Por Luigi Giussani
Wolfgang Amadeus Mozart
Concerto para piano e orquestra n. 20, K 466 1
Estuda-se
bem aquela música que entra como por osmose na nossa alma e não aquela que se
estuda com a batuta (dó, ré, mi, fá, sol, lá, si, dó). Que caminho infinito,
que caminho longo, que trajeto sem fim, cheio de pedras, deve percorrer 99% das
pessoas do mundo para chegar à ternura da inflexão musical do viver – e, assim,
da percepção de si e dos relacionamentos –, da qual o Concerto n. 20 para
piano, de Mozart, é o maior exemplo que temos na história.
Mas de
onde nasce esse sentimento de si e da existência tão ardente, vivo e, ao mesmo
tempo, tão comovido?
Experimentalmente,
é mesmo verdade que a atividade original do homem é reconhecer e constatar. Não
há nada mais intenso do que a atividade de alguém que, com os olhos
arregalados, olha um quadro ou um rosto que lhe agrada; não há nada mais
entusiasmante, mais concentrado, mais vibrante, quer dizer, mais ativo. Creio
que a criação artística não seja mais do que isso. Aliás, a criação artística –
a meu ver – depende disso, é uma trabalhosa resultante disso, porque a
moralidade é “tender para”. “Tender para” quer dizer afirmar um Tu, é a suprema
gratuidade que faz abraçar tudo.
Reduzir-se
a ouvir a proibição ou a respeitar uma lei sem tender a surpreender o
pressentimento da posse de algo maior é como o solfejo. Quando, ao invés, se
vislumbra o segundo nível, como neste concerto de Mozart… é uma coisa do outro
mundo. Você se torna melhor. Assim, mesmo na dramaticidade, a certeza e a
letícia, a alegria e a paz constituem o sentimento predominante que o homem tem
de si.
A
Beleza é o nexo entre o presente e o eterno, por isso o presente é sinal do
eterno, é o início do eterno, é experiência inicial do eterno, por isso o gosto
da vida começa a palpitar com certa nota inconfundível, a nota do permanente: a
justiça, o amor. Em uma palavra: a exigência de satisfação total, a exigência
de realização do eu (é somente por causa de uma presença alegre que o nosso
coração se torna, por sua vez, alegre: por nossa conta, a felicidade não pode
florescer em nós).
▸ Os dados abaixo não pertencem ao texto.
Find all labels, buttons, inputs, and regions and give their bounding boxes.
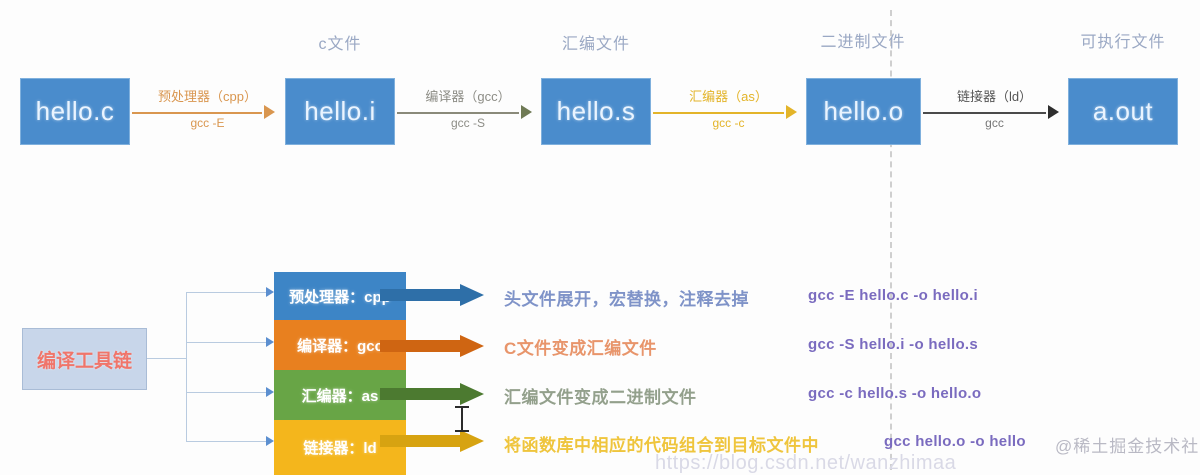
edge-assemble-line xyxy=(653,112,784,114)
stage-description-assembler: 汇编文件变成二进制文件 xyxy=(504,383,697,408)
edge-preprocess: 预处理器（cpp） gcc -E xyxy=(132,82,283,142)
edge-preprocess-line xyxy=(132,112,262,114)
toolchain-box[interactable]: 编译工具链 xyxy=(22,328,147,390)
result-arrow-preprocessor-shaft xyxy=(380,289,460,301)
result-arrow-linker-shaft xyxy=(380,435,460,447)
edge-preprocess-command: gcc -E xyxy=(132,116,283,130)
stage-command-assembler: gcc -c hello.s -o hello.o xyxy=(808,385,981,402)
stage-description-compiler: C文件变成汇编文件 xyxy=(504,334,657,359)
branch-arrow-3-icon xyxy=(266,387,274,397)
result-arrow-compiler xyxy=(380,335,485,357)
text-cursor-stem xyxy=(461,408,463,430)
branch-arm-2 xyxy=(186,342,266,343)
edge-link-label: 链接器（ld） xyxy=(923,86,1066,105)
diagram-canvas: c文件 汇编文件 二进制文件 可执行文件 hello.c hello.i hel… xyxy=(0,0,1200,475)
edge-compile-label: 编译器（gcc） xyxy=(397,86,539,105)
node-hello-s[interactable]: hello.s xyxy=(541,78,651,145)
result-arrow-linker-head xyxy=(460,430,484,452)
result-arrow-assembler-head xyxy=(460,383,484,405)
edge-assemble-label: 汇编器（as） xyxy=(653,86,804,105)
edge-compile-command: gcc -S xyxy=(397,116,539,130)
node-a-out[interactable]: a.out xyxy=(1068,78,1178,145)
edge-assemble-command: gcc -c xyxy=(653,116,804,130)
edge-link-line xyxy=(923,112,1046,114)
caption-hello-i: c文件 xyxy=(280,30,400,54)
branch-arm-3 xyxy=(186,392,266,393)
node-hello-o[interactable]: hello.o xyxy=(806,78,921,145)
watermark-url: https://blog.csdn.net/wanzhimaa xyxy=(655,452,956,475)
edge-preprocess-label: 预处理器（cpp） xyxy=(132,86,283,105)
stage-command-preprocessor: gcc -E hello.c -o hello.i xyxy=(808,287,978,304)
stage-command-linker: gcc hello.o -o hello xyxy=(884,433,1026,450)
branch-arm-1 xyxy=(186,292,266,293)
result-arrow-preprocessor-head xyxy=(460,284,484,306)
node-hello-c[interactable]: hello.c xyxy=(20,78,130,145)
branch-arrow-1-icon xyxy=(266,287,274,297)
branch-arrow-4-icon xyxy=(266,436,274,446)
result-arrow-assembler-shaft xyxy=(380,388,460,400)
caption-hello-o: 二进制文件 xyxy=(793,28,933,52)
stage-description-preprocessor: 头文件展开，宏替换，注释去掉 xyxy=(504,285,749,310)
edge-compile: 编译器（gcc） gcc -S xyxy=(397,82,539,142)
edge-link: 链接器（ld） gcc xyxy=(923,82,1066,142)
edge-compile-line xyxy=(397,112,519,114)
caption-a-out: 可执行文件 xyxy=(1053,28,1193,52)
watermark-brand: @稀土掘金技术社区 xyxy=(1055,432,1200,457)
edge-link-command: gcc xyxy=(923,116,1066,130)
result-arrow-assembler xyxy=(380,383,485,405)
branch-spine xyxy=(186,292,187,442)
result-arrow-preprocessor xyxy=(380,284,485,306)
result-arrow-compiler-shaft xyxy=(380,340,460,352)
caption-hello-s: 汇编文件 xyxy=(536,30,656,54)
result-arrow-linker xyxy=(380,430,485,452)
branch-arm-4 xyxy=(186,441,266,442)
node-hello-i[interactable]: hello.i xyxy=(285,78,395,145)
text-cursor-bottom-serif xyxy=(455,430,469,432)
text-cursor-icon xyxy=(455,406,469,432)
result-arrow-compiler-head xyxy=(460,335,484,357)
branch-arrow-2-icon xyxy=(266,337,274,347)
stage-command-compiler: gcc -S hello.i -o hello.s xyxy=(808,336,978,353)
branch-trunk xyxy=(147,358,187,359)
edge-assemble: 汇编器（as） gcc -c xyxy=(653,82,804,142)
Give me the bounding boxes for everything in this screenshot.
É esta a tensão interior que vibra na melodia tão
fascinante, tão comovente, tão humana e tão divina, porque canta uma esperança
que não morre.
Nota : [1] CHIERICI, Sandro; GIAMPAOLO, Silvia (orgs.). Spirto gentil: um invito all’ascolto dela grande musica guidati da Luigi Giussani. Milão: BUR Rizzoli, 2011, p.63-64. Traduzido sem revisão dos autores por Fábio Henrique Viana.